5. **Exposure** — portal routes are auth-gated, but port 8001 still serves the
whole *internal* app with no auth. Before real clients are on it, the portal
should sit behind the reverse proxy with only `/portal/*` exposed (or the app
restricted). This is the point where the parked reverse-proxy/TLS work becomes
load-bearing.
## Security notes
- Portal is auth-gated from day one (even the interim gate) — never wide-open like
the internal app.
- All scoping enforced server-side; client-supplied ids are always re-checked.
- `SECRET_KEY` must be a real secret in prod (env, not committed).
- Cookies: `HttpOnly`, `SameSite=Lax`, `Secure` once behind TLS.
- Tokens stored hashed; raw shown once. Revocation is immediate.
## Security hardening backlog ("Fest 2026")
The to-do for the dedicated hardening pass, roughly highest-impact first. Until
then the portal runs on security-by-obscurity (open port + interim links) — fine
for a not-in-use demo, not for real clients.
**Exposure (the big one):** port 8001 serves the *entire operator app* (roster,
projects, `/admin/*`, device config, the SLMM proxy) with **zero auth**, so an
open port exposes far more than the read-only portal.
- [ ] Reverse proxy (NPM/Caddy/Nginx) in front, exposing **only `/portal/*`** to
the internet; keep the operator app reachable on the LAN only.
- [ ] TLS everywhere (Let's Encrypt). Then set portal cookies `Secure`.

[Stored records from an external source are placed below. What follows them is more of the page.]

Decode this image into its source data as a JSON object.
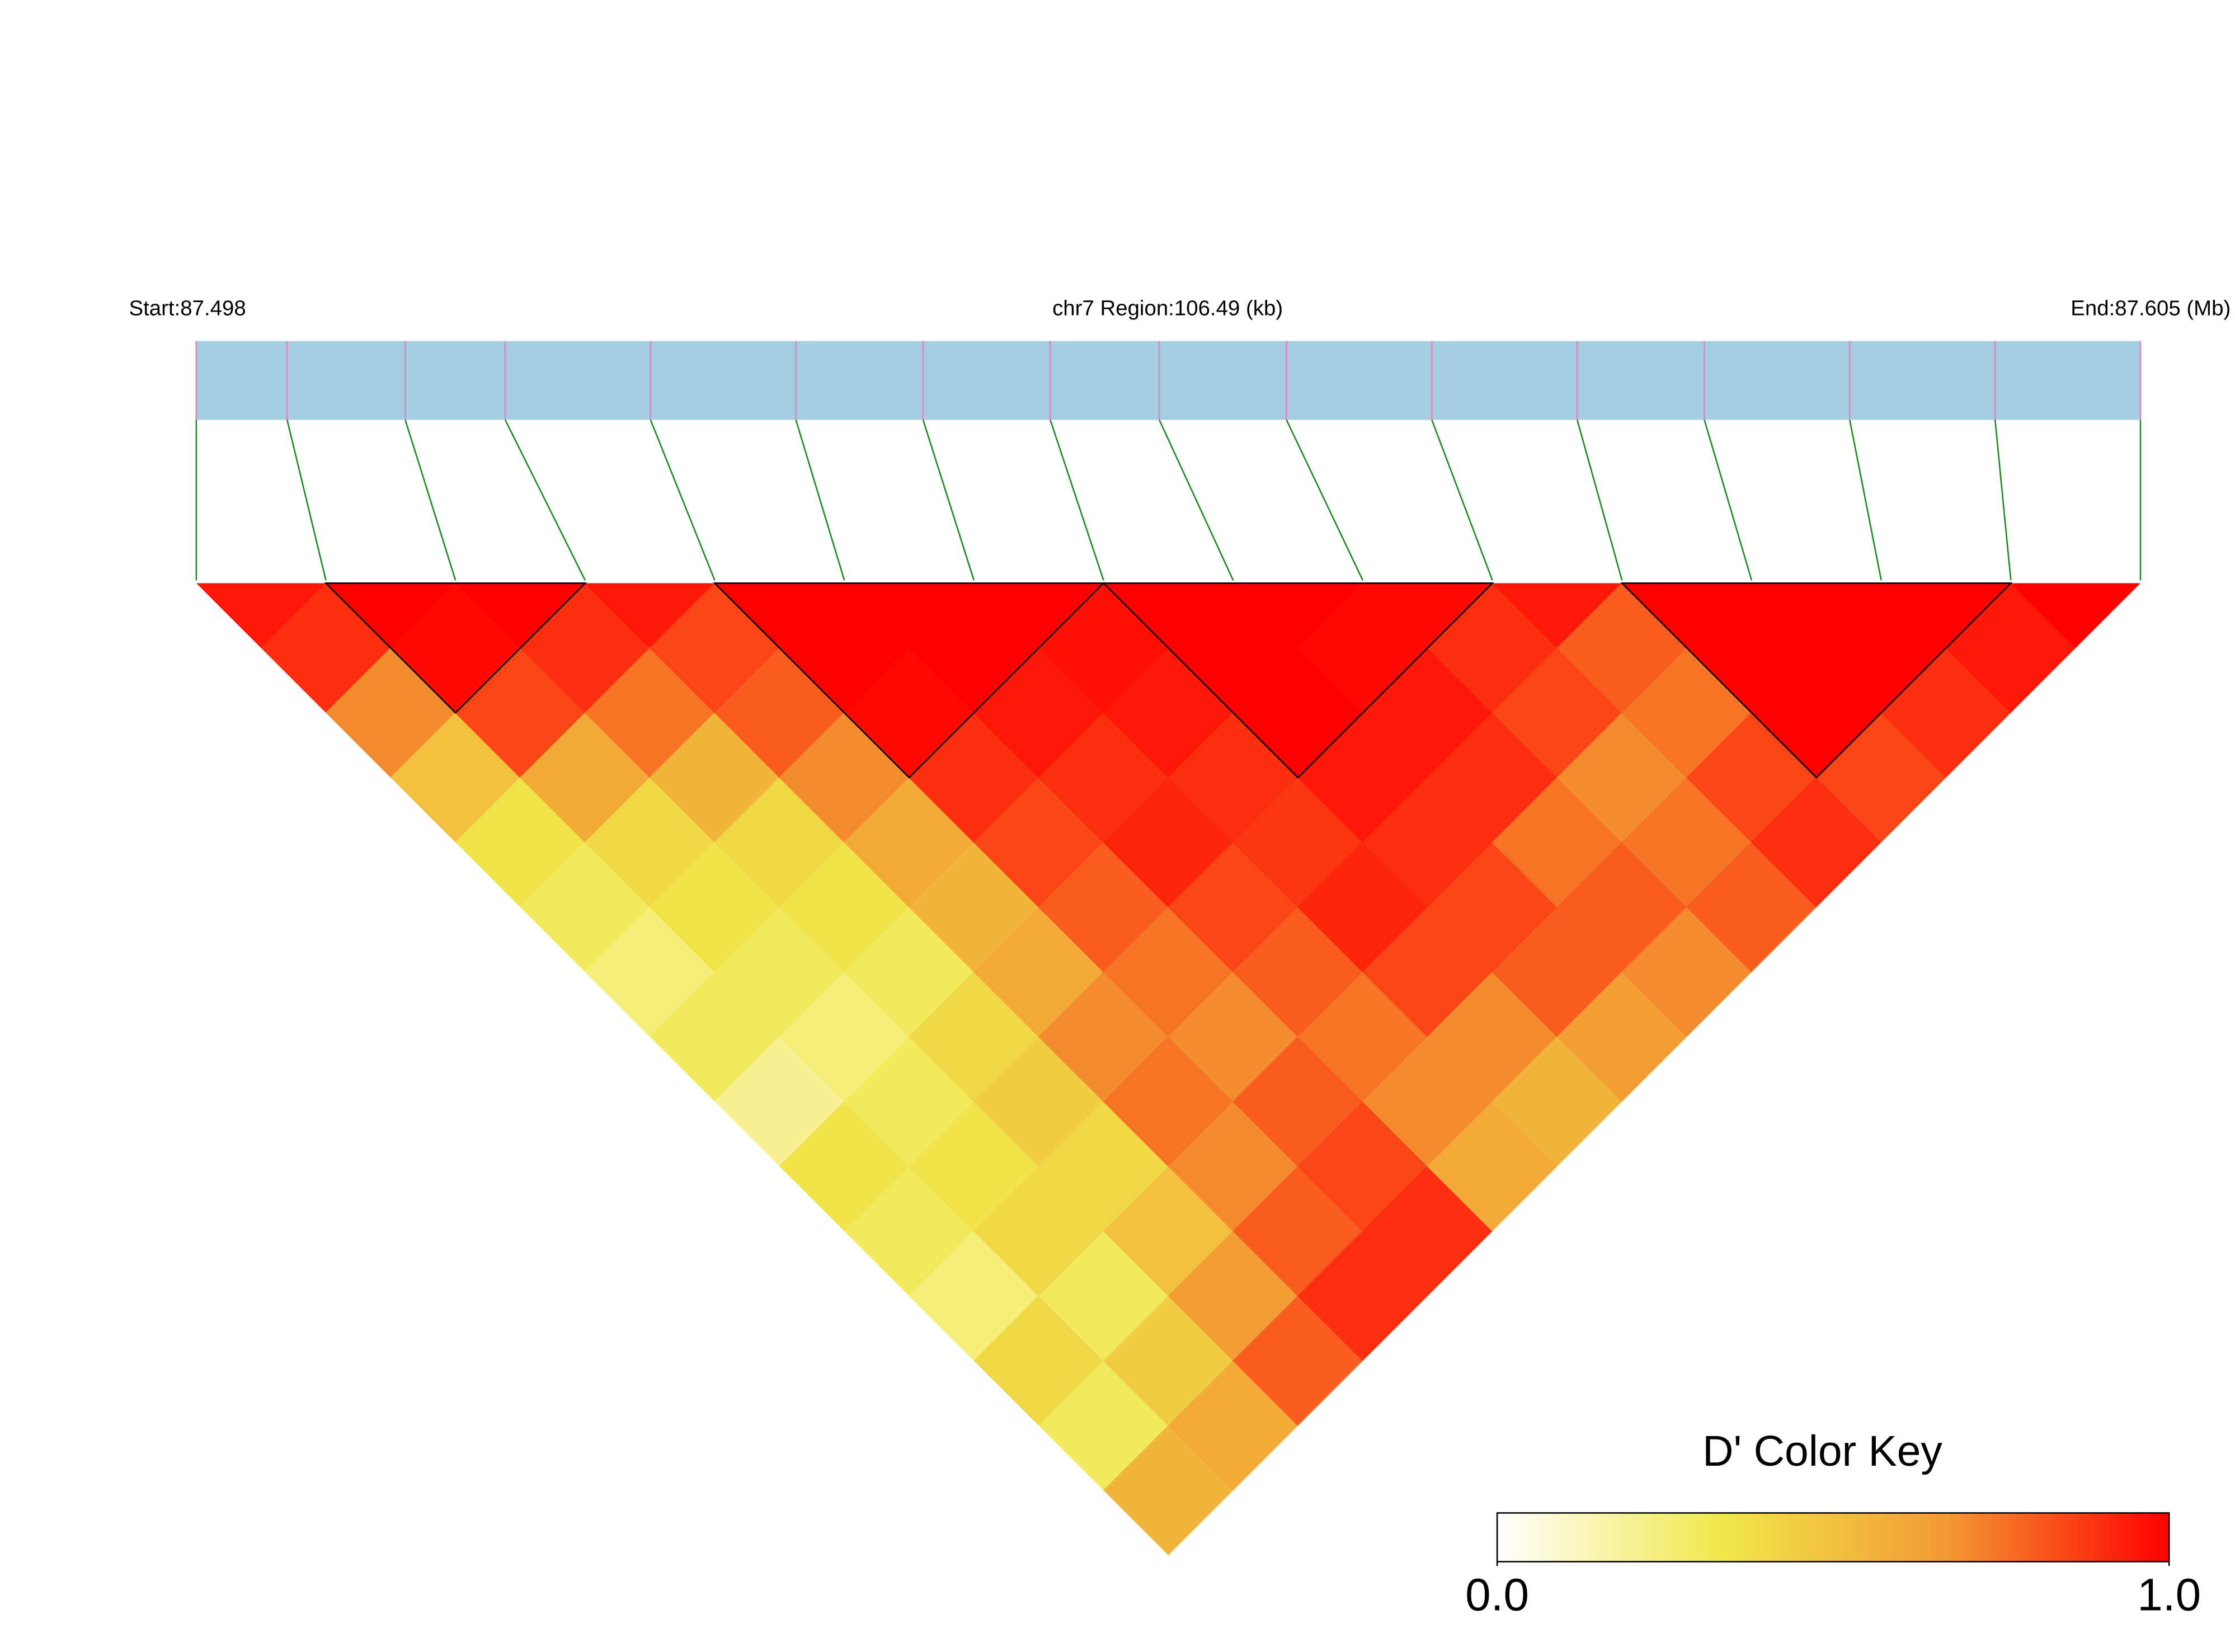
{
  "chart_data": {
    "type": "ld_heatmap",
    "start_label": "Start:87.498",
    "region_label": "chr7 Region:106.49 (kb)",
    "end_label": "End:87.605 (Mb)",
    "xlim": [
      87.498,
      87.605
    ],
    "snp_positions": [
      87.498,
      87.503,
      87.5095,
      87.515,
      87.523,
      87.531,
      87.538,
      87.545,
      87.551,
      87.558,
      87.566,
      87.574,
      87.581,
      87.589,
      87.597,
      87.605
    ],
    "dprime": [
      [
        0.95,
        0.9,
        0.7,
        0.5,
        0.35,
        0.3,
        0.25,
        0.3,
        0.2,
        0.35,
        0.3,
        0.25,
        0.4,
        0.3,
        0.55
      ],
      [
        1,
        0.98,
        0.85,
        0.6,
        0.4,
        0.35,
        0.3,
        0.25,
        0.3,
        0.35,
        0.4,
        0.3,
        0.45,
        0.6
      ],
      [
        1,
        0.9,
        0.75,
        0.55,
        0.4,
        0.35,
        0.3,
        0.4,
        0.45,
        0.4,
        0.5,
        0.65,
        0.8
      ],
      [
        0.95,
        0.85,
        0.8,
        0.7,
        0.6,
        0.55,
        0.6,
        0.7,
        0.75,
        0.7,
        0.8,
        0.9
      ],
      [
        1,
        1,
        0.98,
        0.9,
        0.85,
        0.8,
        0.75,
        0.7,
        0.8,
        0.85,
        0.9
      ],
      [
        1,
        1,
        0.95,
        0.9,
        0.92,
        0.85,
        0.8,
        0.75,
        0.7,
        0.6
      ],
      [
        1,
        0.97,
        0.95,
        0.9,
        0.88,
        0.92,
        0.85,
        0.7,
        0.55
      ],
      [
        1,
        1,
        1,
        0.95,
        0.9,
        0.85,
        0.8,
        0.65
      ],
      [
        1,
        0.98,
        0.95,
        0.9,
        0.75,
        0.8,
        0.7
      ],
      [
        0.98,
        0.9,
        0.85,
        0.7,
        0.75,
        0.8
      ],
      [
        0.95,
        0.8,
        0.75,
        0.85,
        0.9
      ],
      [
        1,
        1,
        1,
        0.85
      ],
      [
        1,
        1,
        0.9
      ],
      [
        1,
        0.95
      ],
      [
        1
      ]
    ],
    "blocks": [
      [
        1,
        3
      ],
      [
        4,
        7
      ],
      [
        7,
        10
      ],
      [
        11,
        14
      ]
    ],
    "bar_color": "#a6cee3",
    "snp_line_color": "#d98fc6",
    "connector_color": "#1a8a1a",
    "block_color": "#000000",
    "colorbar_title": "D' Color Key",
    "clim": [
      0,
      1
    ],
    "color_stops": [
      "#ffffff",
      "#f1e84c",
      "#f39a33",
      "#ff0000"
    ],
    "colorbar_ticks": [
      {
        "value": 0,
        "label": "0.0"
      },
      {
        "value": 1,
        "label": "1.0"
      }
    ]
  }
}
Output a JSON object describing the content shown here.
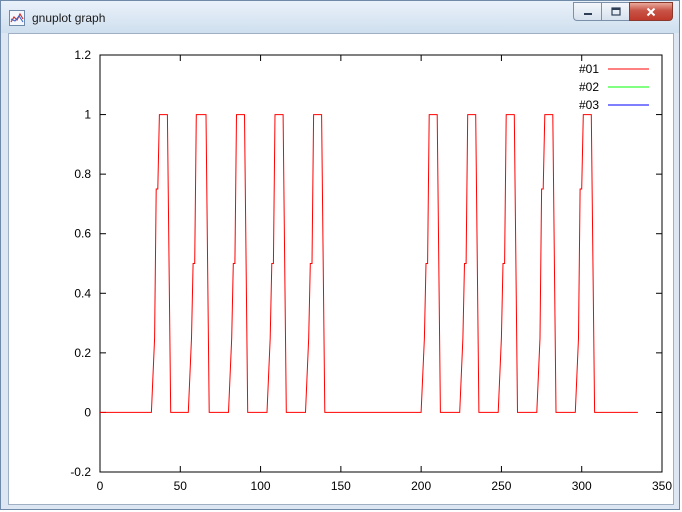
{
  "window": {
    "title": "gnuplot graph",
    "icon": "gnuplot-graph-icon"
  },
  "controls": [
    "minimize",
    "maximize",
    "close"
  ],
  "chart_data": {
    "type": "line",
    "xlim": [
      0,
      350
    ],
    "ylim": [
      -0.2,
      1.2
    ],
    "x_ticks": [
      0,
      50,
      100,
      150,
      200,
      250,
      300,
      350
    ],
    "y_ticks": [
      -0.2,
      0,
      0.2,
      0.4,
      0.6,
      0.8,
      1,
      1.2
    ],
    "y_tick_labels": [
      "-0.2",
      "0",
      "0.2",
      "0.4",
      "0.6",
      "0.8",
      "1",
      "1.2"
    ],
    "grid": false,
    "legend_position": "top-right",
    "series": [
      {
        "name": "#01",
        "color": "#ff0000",
        "x": [
          0,
          32,
          34,
          35,
          36,
          37,
          42,
          44,
          55,
          57,
          58,
          59,
          60,
          66,
          68,
          80,
          82,
          83,
          84,
          85,
          90,
          92,
          104,
          106,
          107,
          108,
          109,
          114,
          116,
          128,
          130,
          131,
          132,
          133,
          138,
          140,
          200,
          202,
          203,
          204,
          205,
          210,
          212,
          224,
          226,
          227,
          228,
          229,
          234,
          236,
          248,
          250,
          251,
          252,
          253,
          258,
          260,
          272,
          274,
          275,
          276,
          277,
          282,
          284,
          296,
          298,
          299,
          300,
          301,
          306,
          308,
          335
        ],
        "y": [
          0,
          0,
          0.25,
          0.75,
          0.75,
          1,
          1,
          0,
          0,
          0.25,
          0.5,
          0.5,
          1,
          1,
          0,
          0,
          0.25,
          0.5,
          0.5,
          1,
          1,
          0,
          0,
          0.25,
          0.5,
          0.5,
          1,
          1,
          0,
          0,
          0.25,
          0.5,
          0.5,
          1,
          1,
          0,
          0,
          0.25,
          0.5,
          0.5,
          1,
          1,
          0,
          0,
          0.25,
          0.5,
          0.5,
          1,
          1,
          0,
          0,
          0.25,
          0.5,
          0.5,
          1,
          1,
          0,
          0,
          0.25,
          0.75,
          0.75,
          1,
          1,
          0,
          0,
          0.25,
          0.75,
          0.75,
          1,
          1,
          0,
          0
        ]
      },
      {
        "name": "#02",
        "color": "#00ff00",
        "x": [],
        "y": []
      },
      {
        "name": "#03",
        "color": "#0000ff",
        "x": [],
        "y": []
      }
    ]
  }
}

- [ ] Don't port-forward the raw app; if a quick gate is wanted before M4, an
auth proxy (Authelia / Authentik) can front the portal without writing auth.
**Config musts:**
- [ ] Set a real `SECRET_KEY` env (signs session cookies; default is public).
- [ ] `PORTAL_OPEN_LINKS=false` in any internet-facing env (it defaults off now).
**M4 — real auth** (replaces the interim token behind `get_current_client`):
- [ ] Magic-link email and/or accounts; proper sessions + password reset.
- [ ] Authenticate the **operator** app too (it currently has none).
- [ ] Gate the operator-only endpoints that are presently unauthenticated:
`/projects/{id}/portal-preview`, `/projects/{id}/portal-link*`,
`/portal/open/*`.
**Smaller items from the pre-merge code review:**
- [ ] Keepalive isn't auto-turned-off when the last alert rule on a unit is
deleted (intentional "never auto-off"; revisit if it wastes cellular).
- [ ] Consider rate-limiting the scoped portal endpoints once public.